Before long, Dyson was at work on the album. Although White could not commit to producing it due to ongoing commitments with his solo career, Tanner stepped up as a co-producer alongside Dyson’s long-serving American drummer, Erin Sydney. Having both a fresh face and an old companion to bounce ideas off was incredibly fruitful for Dyson, who attests to both of their abilities as collaborators and producers.
“I loved Ben from the second we met – we really hit it off,” she says. “I was in love with the sound Ben was getting as a producer, so to be able to explore that with him personally was a total joy. It was good to have both of them around. Sid and I have this great understanding that comes with our collaboration, but we’re also very open to outside ideas. We’d learned the songs for the record and we’d rehearsed them, but we also knew not too get too attached to any of the arrangements. We wanted to leave plenty of room for Ben, so that his perspective was able to be a part of the songs as well. The three of us collaborated really well together.”
Dyson also speaks fondly of the endless array of instruments and equipment that she found while working on the record. Although typically playing her handmade electric guitar, made by her father Jim Dyson, she found a joyful liberation in being able to experiment with a wide array of gear in the recording process.

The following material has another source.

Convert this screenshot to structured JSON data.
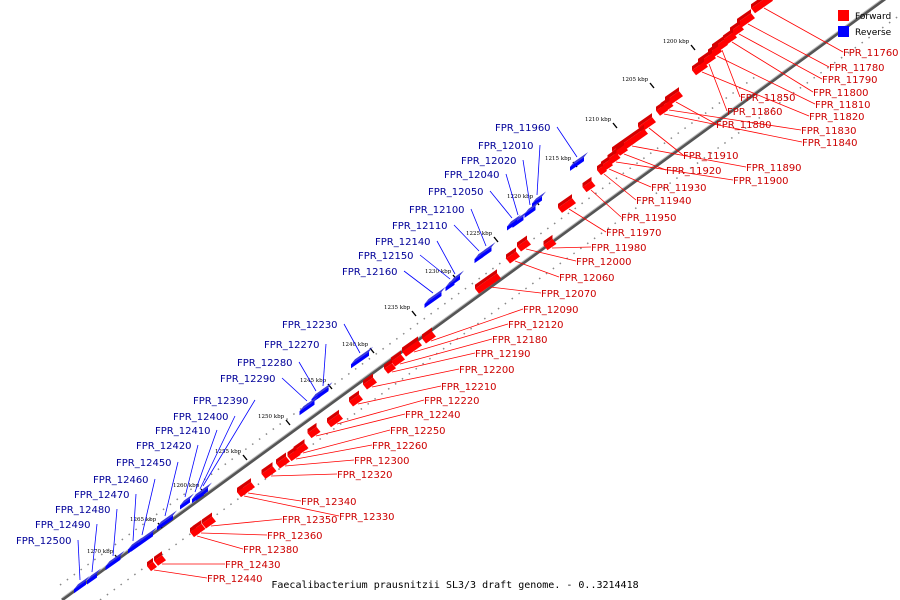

“It’s so different to Australian studios,” she says. “In Australia, you pretty much just have the recording equipment set up in the room and that’s it. Over in the States, there’s a zillion guitars, pedals, keyboards and all these weird instruments I’ve never heard of. Especially in Muscle Shoals. For every song we had, we tried to find a different sound. Up until [2012 album]
The Moment, that would have been so foreign to me. I had my Jim Dyson guitar and my Goldentone amp, and that was it. I loved it, but I was very fortunate to go exploring.”